There are five core aunties in our circle of friends. They are as follows:

 
  • 1)
    Nisha Singh, brace-teethed Neha’s mother
    —a stunning beauty with a collection of saris so blinding in their brightness that her closet must look like a sunrise made of cloth.
  • 2)
    Ratika Aggarwal, hook-nosed Shelley’s mother
    —a business-savvy woman who runs a financial-planning office with her husband.
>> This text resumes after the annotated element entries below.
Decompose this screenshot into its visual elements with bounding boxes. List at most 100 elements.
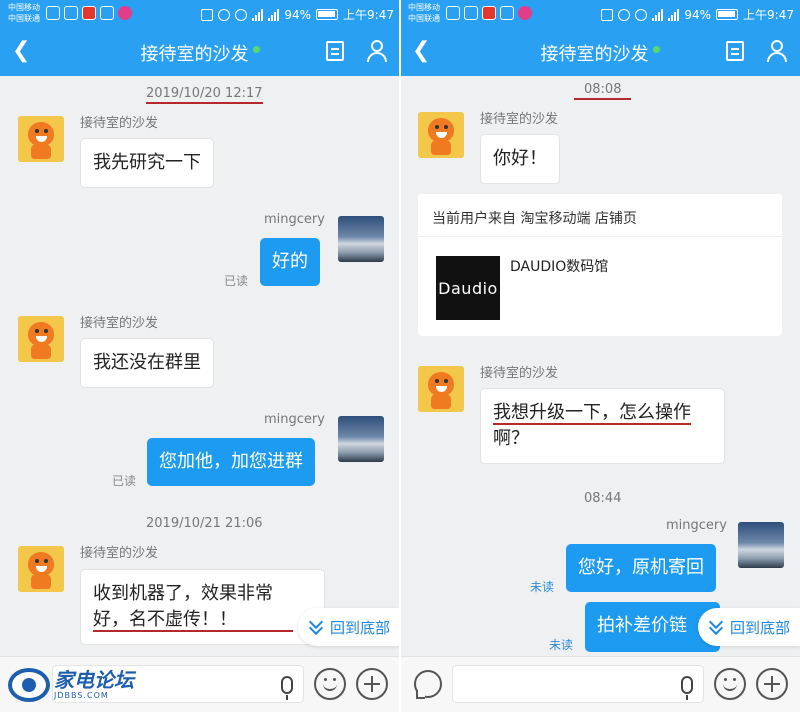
message-line: 收到机器了，效果非常 [93, 583, 273, 604]
avatar[interactable] [338, 416, 384, 462]
notification-app-icon [482, 6, 496, 20]
phone-right: 中国移动 中国联通 94% 上午9:47 ❮ 接待室的沙发 08:08 接待室的… [400, 0, 800, 712]
notification-app-icon [82, 6, 96, 20]
signal-icon [252, 8, 264, 21]
message-bubble[interactable]: 我想升级一下，怎么操作 啊？ [480, 388, 725, 464]
sender-name: mingcery [666, 518, 727, 533]
signal-icon [668, 8, 680, 21]
back-to-bottom-label: 回到底部 [730, 618, 791, 637]
message-bubble[interactable]: 收到机器了，效果非常 好，名不虚传！！ [80, 569, 325, 645]
tiktok-icon [500, 6, 514, 20]
add-button[interactable] [756, 668, 788, 700]
back-to-bottom-button[interactable]: 回到底部 [298, 608, 400, 646]
message-bubble[interactable]: 好的 [260, 238, 320, 286]
unread-status: 未读 [549, 638, 574, 652]
chat-title: 接待室的沙发 [540, 44, 649, 65]
shop-name: DAUDIO数码馆 [510, 259, 609, 275]
timestamp: 2019/10/21 21:06 [146, 516, 263, 531]
message-bubble[interactable]: 你好！ [480, 134, 560, 184]
chat-title: 接待室的沙发 [140, 44, 249, 65]
sender-name: 接待室的沙发 [80, 316, 159, 331]
divider [399, 0, 401, 712]
microphone-icon[interactable] [681, 676, 693, 700]
add-button[interactable] [356, 668, 388, 700]
carrier-label: 中国移动 [8, 3, 40, 12]
document-icon[interactable] [326, 41, 344, 61]
battery-icon [716, 9, 739, 20]
eye-logo-icon [8, 668, 50, 702]
avatar[interactable] [418, 112, 464, 158]
status-bar: 中国移动 中国联通 94% 上午9:47 [0, 0, 400, 28]
avatar[interactable] [18, 316, 64, 362]
avatar[interactable] [18, 546, 64, 592]
message-line: 我想升级一下，怎么操作 [493, 402, 691, 425]
online-status-dot [252, 45, 260, 53]
avatar[interactable] [338, 216, 384, 262]
avatar[interactable] [18, 116, 64, 162]
notification-app-icon [518, 6, 532, 20]
voice-toggle-icon[interactable] [414, 670, 442, 699]
avatar[interactable] [738, 522, 784, 568]
emoji-button[interactable] [314, 668, 346, 700]
sender-name: 接待室的沙发 [80, 546, 159, 561]
message-input[interactable] [452, 665, 704, 703]
status-bar: 中国移动 中国联通 94% 上午9:47 [400, 0, 800, 28]
double-chevron-down-icon [308, 614, 324, 636]
chat-header: ❮ 接待室的沙发 [400, 28, 800, 76]
vibrate-icon [201, 8, 214, 21]
message-bubble[interactable]: 您加他，加您进群 [147, 438, 315, 486]
battery-percent: 94% [284, 7, 312, 22]
carrier-label: 中国移动 [408, 3, 440, 12]
alarm-icon [618, 8, 631, 21]
carrier-label: 中国联通 [408, 14, 440, 23]
notification-app-icon [446, 6, 460, 20]
signal-icon [652, 8, 664, 21]
message-bubble[interactable]: 您好，原机寄回 [566, 544, 716, 592]
alarm-icon [218, 8, 231, 21]
clock: 上午9:47 [743, 8, 794, 22]
online-status-dot [652, 45, 660, 53]
document-icon[interactable] [726, 41, 744, 61]
sender-name: 接待室的沙发 [480, 366, 559, 381]
notification-app-icon [464, 6, 478, 20]
divider [418, 236, 782, 237]
timestamp: 08:44 [584, 491, 622, 506]
message-line: 啊？ [493, 428, 529, 449]
vibrate-icon [601, 8, 614, 21]
watermark-text: 家电论坛 [54, 668, 134, 692]
shop-source-card[interactable]: 当前用户来自 淘宝移动端 店铺页 Daudio DAUDIO数码馆 [418, 194, 782, 336]
carrier-label: 中国联通 [8, 14, 40, 23]
timestamp: 2019/10/20 12:17 [146, 86, 263, 104]
avatar[interactable] [418, 366, 464, 412]
unread-status: 未读 [530, 580, 555, 594]
read-status: 已读 [112, 474, 137, 488]
sender-name: 接待室的沙发 [80, 116, 159, 131]
wifi-icon [635, 8, 648, 21]
read-status: 已读 [224, 274, 249, 288]
timestamp: 08:08 [574, 82, 632, 100]
source-label: 当前用户来自 淘宝移动端 店铺页 [432, 211, 637, 227]
double-chevron-down-icon [708, 614, 724, 636]
message-bubble[interactable]: 我还没在群里 [80, 338, 214, 388]
phone-left: 中国移动 中国联通 94% 上午9:47 ❮ 接待室的沙发 2019/10/20… [0, 0, 400, 712]
message-bubble[interactable]: 我先研究一下 [80, 138, 214, 188]
watermark-logo: 家电论坛 JDBBS.COM [8, 664, 134, 706]
chat-header: ❮ 接待室的沙发 [0, 28, 400, 76]
clock: 上午9:47 [343, 8, 394, 22]
battery-icon [316, 9, 339, 20]
microphone-icon[interactable] [281, 676, 293, 700]
emoji-button[interactable] [714, 668, 746, 700]
input-bar [400, 656, 800, 712]
sender-name: mingcery [264, 212, 325, 227]
shop-logo: Daudio [436, 256, 500, 320]
screens: 中国移动 中国联通 94% 上午9:47 ❮ 接待室的沙发 2019/10/20… [0, 0, 800, 712]
watermark-sub: JDBBS.COM [54, 691, 109, 700]
notification-app-icon [46, 6, 60, 20]
user-icon[interactable] [366, 40, 388, 62]
back-to-bottom-button[interactable]: 回到底部 [698, 608, 800, 646]
notification-app-icon [64, 6, 78, 20]
sender-name: 接待室的沙发 [480, 112, 559, 127]
tiktok-icon [100, 6, 114, 20]
user-icon[interactable] [766, 40, 788, 62]
message-line: 好，名不虚传！！ [93, 609, 293, 632]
She has bushy eyebrows and a manner of speaking so dry that it seems as if she once knew perfect English but was so insouciant about life that her accent relapsed.
  • 3)
    Anita Gupta, brainy Shruti and chubby Arun’s mother
    —a woman as tiny as my mother but very thin, with a high-pitched voice that sounds like a bird’s squawk.
  • 4)
    Kavita Gupta, dreamy Ashok’s mother
    —the most traditional of the Indian women. I have never seen her wide forehead not adorned with a large red bindi. She speaks only Hindi, except when she’s feeling especially conservative and speaks Punjabi.
  • 5)
    Rashmi Govind, fat Neelam and fro-bearing Ashish’s mother
    —the really large, jolly one. There’s one in every group.
 

My mother occupies a very interesting place in this bevy. She is, by far, the most Americanized of these mothers. Whereas most of the Indian mothers speak mainly in Hindi, inserting an English word here and there when they can’t remember the Hindi word, my mother does the opposite. She speaks in English, and it is only the occasional slang phrase that she says in Hindi. She is always the one who introduces new American fads into the group. It was only a matter of time after my mom got her Gap card that each of these women had one, with the exception of Kavita Gupta.
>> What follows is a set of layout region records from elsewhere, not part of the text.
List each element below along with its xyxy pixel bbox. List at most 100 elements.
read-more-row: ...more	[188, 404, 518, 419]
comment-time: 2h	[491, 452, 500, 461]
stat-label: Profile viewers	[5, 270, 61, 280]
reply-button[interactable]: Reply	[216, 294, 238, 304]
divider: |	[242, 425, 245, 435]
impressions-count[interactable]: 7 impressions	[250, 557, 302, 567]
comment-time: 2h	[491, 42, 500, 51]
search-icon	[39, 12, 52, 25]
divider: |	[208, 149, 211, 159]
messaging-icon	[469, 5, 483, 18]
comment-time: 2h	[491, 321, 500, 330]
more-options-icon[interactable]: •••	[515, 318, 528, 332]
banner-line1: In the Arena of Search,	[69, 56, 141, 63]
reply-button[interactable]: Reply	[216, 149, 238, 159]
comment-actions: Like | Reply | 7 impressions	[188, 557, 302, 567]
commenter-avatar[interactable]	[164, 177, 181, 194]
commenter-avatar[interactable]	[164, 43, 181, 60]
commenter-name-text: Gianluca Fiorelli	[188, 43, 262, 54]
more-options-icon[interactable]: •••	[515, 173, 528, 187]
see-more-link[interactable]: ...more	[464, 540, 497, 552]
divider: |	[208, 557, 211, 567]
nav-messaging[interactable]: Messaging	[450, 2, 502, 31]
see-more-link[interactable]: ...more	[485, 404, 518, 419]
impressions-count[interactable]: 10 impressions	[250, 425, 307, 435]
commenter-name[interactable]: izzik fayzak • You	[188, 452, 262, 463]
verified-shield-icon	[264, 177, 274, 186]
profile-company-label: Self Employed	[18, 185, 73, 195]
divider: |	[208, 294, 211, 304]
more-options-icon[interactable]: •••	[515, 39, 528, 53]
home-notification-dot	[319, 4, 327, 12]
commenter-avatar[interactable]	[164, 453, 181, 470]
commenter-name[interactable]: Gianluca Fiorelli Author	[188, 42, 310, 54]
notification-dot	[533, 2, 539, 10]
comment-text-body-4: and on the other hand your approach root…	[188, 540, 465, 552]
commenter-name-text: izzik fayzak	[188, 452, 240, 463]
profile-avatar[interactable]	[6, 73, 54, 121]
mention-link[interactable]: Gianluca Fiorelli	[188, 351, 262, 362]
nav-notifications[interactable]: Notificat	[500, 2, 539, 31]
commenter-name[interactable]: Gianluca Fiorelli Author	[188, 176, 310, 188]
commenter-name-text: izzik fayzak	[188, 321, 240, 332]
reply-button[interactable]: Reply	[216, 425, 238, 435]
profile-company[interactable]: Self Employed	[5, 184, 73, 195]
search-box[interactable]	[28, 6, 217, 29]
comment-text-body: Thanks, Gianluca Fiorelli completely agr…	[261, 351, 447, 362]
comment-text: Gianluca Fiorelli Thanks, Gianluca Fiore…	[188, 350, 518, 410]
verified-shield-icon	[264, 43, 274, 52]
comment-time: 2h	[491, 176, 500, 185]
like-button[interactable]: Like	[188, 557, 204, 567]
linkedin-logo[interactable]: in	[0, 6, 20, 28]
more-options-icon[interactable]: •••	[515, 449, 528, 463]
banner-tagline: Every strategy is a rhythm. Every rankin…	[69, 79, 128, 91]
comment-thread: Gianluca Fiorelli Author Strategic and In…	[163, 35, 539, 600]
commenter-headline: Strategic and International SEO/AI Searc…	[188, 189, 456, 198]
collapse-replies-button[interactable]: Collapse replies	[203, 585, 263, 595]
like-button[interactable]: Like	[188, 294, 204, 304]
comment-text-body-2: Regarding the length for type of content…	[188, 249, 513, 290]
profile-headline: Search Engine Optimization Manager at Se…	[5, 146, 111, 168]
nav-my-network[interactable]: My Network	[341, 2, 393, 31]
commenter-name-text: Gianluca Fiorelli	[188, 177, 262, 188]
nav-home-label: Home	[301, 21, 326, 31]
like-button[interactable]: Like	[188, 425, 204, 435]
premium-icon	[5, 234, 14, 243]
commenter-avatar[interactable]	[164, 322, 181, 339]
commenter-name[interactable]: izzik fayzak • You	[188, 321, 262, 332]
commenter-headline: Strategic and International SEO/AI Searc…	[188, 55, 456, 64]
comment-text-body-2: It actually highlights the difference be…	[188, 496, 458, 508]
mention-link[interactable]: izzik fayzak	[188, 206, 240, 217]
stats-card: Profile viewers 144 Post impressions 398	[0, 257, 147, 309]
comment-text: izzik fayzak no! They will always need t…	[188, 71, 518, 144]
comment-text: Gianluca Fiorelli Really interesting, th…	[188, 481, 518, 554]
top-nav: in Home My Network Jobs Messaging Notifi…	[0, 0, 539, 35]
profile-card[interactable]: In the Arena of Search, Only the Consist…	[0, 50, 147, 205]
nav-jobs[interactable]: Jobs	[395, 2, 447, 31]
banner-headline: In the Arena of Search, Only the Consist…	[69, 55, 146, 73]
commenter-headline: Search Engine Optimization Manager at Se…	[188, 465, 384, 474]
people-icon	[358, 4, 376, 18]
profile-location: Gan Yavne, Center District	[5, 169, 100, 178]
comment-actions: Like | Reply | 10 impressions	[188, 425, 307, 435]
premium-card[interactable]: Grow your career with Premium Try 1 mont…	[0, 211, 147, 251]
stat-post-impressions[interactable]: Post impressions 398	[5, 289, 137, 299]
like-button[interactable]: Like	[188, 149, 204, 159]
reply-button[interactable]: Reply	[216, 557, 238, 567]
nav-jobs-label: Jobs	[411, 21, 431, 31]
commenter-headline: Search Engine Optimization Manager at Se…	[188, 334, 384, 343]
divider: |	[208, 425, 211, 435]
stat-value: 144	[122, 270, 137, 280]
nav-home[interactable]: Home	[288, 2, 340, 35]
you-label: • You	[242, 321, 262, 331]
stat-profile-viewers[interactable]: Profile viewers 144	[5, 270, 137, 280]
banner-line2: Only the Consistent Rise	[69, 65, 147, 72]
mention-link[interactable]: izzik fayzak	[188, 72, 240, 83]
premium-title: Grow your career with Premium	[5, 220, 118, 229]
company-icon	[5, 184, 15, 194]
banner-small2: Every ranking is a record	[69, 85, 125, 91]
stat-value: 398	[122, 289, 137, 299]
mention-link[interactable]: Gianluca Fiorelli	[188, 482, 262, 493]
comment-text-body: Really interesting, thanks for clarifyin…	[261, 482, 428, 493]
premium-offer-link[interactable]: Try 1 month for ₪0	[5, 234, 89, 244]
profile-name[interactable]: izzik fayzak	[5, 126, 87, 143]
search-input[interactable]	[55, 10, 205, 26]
My mother is a plump woman, but she falls in the middle of the spectrum, somewhere between Anita Gupta’s rail of a frame and Rashmi Govind’s centripetal force.

Here, then, is the counterpart quintet of husbands:

 
  • 1)
    Harsh Singh, husband of Nisha and father of Neha
    —It’s really pronounced “Hersh,” but, in its English phonetic version, it is the most fitting name I can imagine for him. 5'5", with a fuzzy mustache and a crescent of hair on an otherwise bald head, he is one hundred and fifty pounds of sheer strictness, a heart surgeon who ironically seems to be living without a heart.
  • 2)
    Naveen Aggarwal, husband of Ratika and father of Shelley
    —a stuttering, stumbling man who wears oversize glasses that make his eyes look like eight balls. He needs them because he’s spent his entire life looking at fine print on all the investment documents he and his dry-humored wife peruse.
  • 3)
    Amish Gupta, husband of Anita, father of Shruti and Arun
    —He is a pleasant foil to the scratchy-voiced Anita in that he is mild-mannered and soft-spoken. This is probably why he is an internist.
  • 4)
    Sachin Gupta, husband of Kavita, father of Ashok
    —I have never understood a word this man says. The greatest bafflement is that he’s an ear, nose, and throat doctor. How on earth do his patients understand his instructions? Somewhere out there, dozens of men and women with sinus problems are backing up with mucus because of Sachin Gupta’s mystery tongue.
  • 5)
    Sanjay Govind, husband of Rashmi, father of Neelam and Ashish
    —It never fails: the really fat Indian wife will have a really thin husband. Another internist. Now if he could only prevent his wife from filling her innards with more curry.